After facing down hijackers on a flight to the Middle East and saving the lives of the passengers on board, a young American woman steps off the plane in Damascus in a blaze of celebrity and disappears. The CIA believes Amanda Pym was kidnapped, possibly murdered.
Masquerading as Amanda Pym’s worried aunt, Mrs. Pollifax begins her determined search, slipping through Damascus’s crooked streets and crowded souks . . . and trekking deep into the desert. Yet she is shadowed by deadly enemies, whose sinister agenda threatens not only Mrs. P. but the fragile stability of the entire Middle East. Only a miracle–or a brilliant counterplot– can forestall a disaster that will send shock waves around the world.
Patty Hearst syndrome, July 2, 2003 Reviewer: Mary E. Sibley from Carneys Point, NJ USA There is a question whether an American woman is alive or dead in Syria. The CIA summons Emily Pollifax and another free-lance hand, John Sebastian Farrell. They travel to Syria. It seems that rumors in the bazaar indicate that Amanda Pym, the person concerned, is still alive after having been kidnapped six weeks earlier. She had foiled some hijackers and entered a wrong car directly after the event when being interviewed by news organizations. When Mrs.

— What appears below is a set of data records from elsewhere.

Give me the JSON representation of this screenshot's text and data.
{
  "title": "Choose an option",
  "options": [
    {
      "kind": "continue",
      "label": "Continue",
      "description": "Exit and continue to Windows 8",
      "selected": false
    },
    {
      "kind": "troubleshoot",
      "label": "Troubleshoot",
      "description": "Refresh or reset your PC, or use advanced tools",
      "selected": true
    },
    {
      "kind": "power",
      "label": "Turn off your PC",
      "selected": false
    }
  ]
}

Pollifax and Farrell arrives in Damascus and checks into the hotel, Mrs. Pollifax finds a note. She had been advised by her superior, Carstairs, that help could be expected. The note directs themn to go to the Citadel. Things really heat up as Farrell gets taken into police custory and Mrs. Pollifax, having been struck in the head with something, makes her way to an archaeological dig, a caravansary, to find the next clue. Traveling the following day in a borrowed land rover in search of the shepherd who may have seen Amanda Pym, Mrs. Pollifax and her guide, Joe Fleming, enter an area of the desert where snipers are boing trained. They find a burned American passport that may have belonged to Amada Pym. Farrell arrives at the camp reporting that he had been held by a nefarious group, not the police at all, who seemed to know everything about Amanda Pym. Determining to view the encampment at night, to try to see what the shepherd saw, they look through the binoculars and see Amanda Pym among the people in camouflage garb who were supposed to be snipers in training. Farrell comes to know more about Amanda Pym by piecing together pieces of her journal found in the vicinity of the burned passport. The means Mrs. Pollifax, Farrell, and Joe Fleming employ to separate Amanda Pym from the others I care not to disclose. I will say that the solution involves the aid of sheep and golden hamsters. The working out of the details both in Syria and elsewhere proves to be extremely exciting and delightful from the point of view of the reader.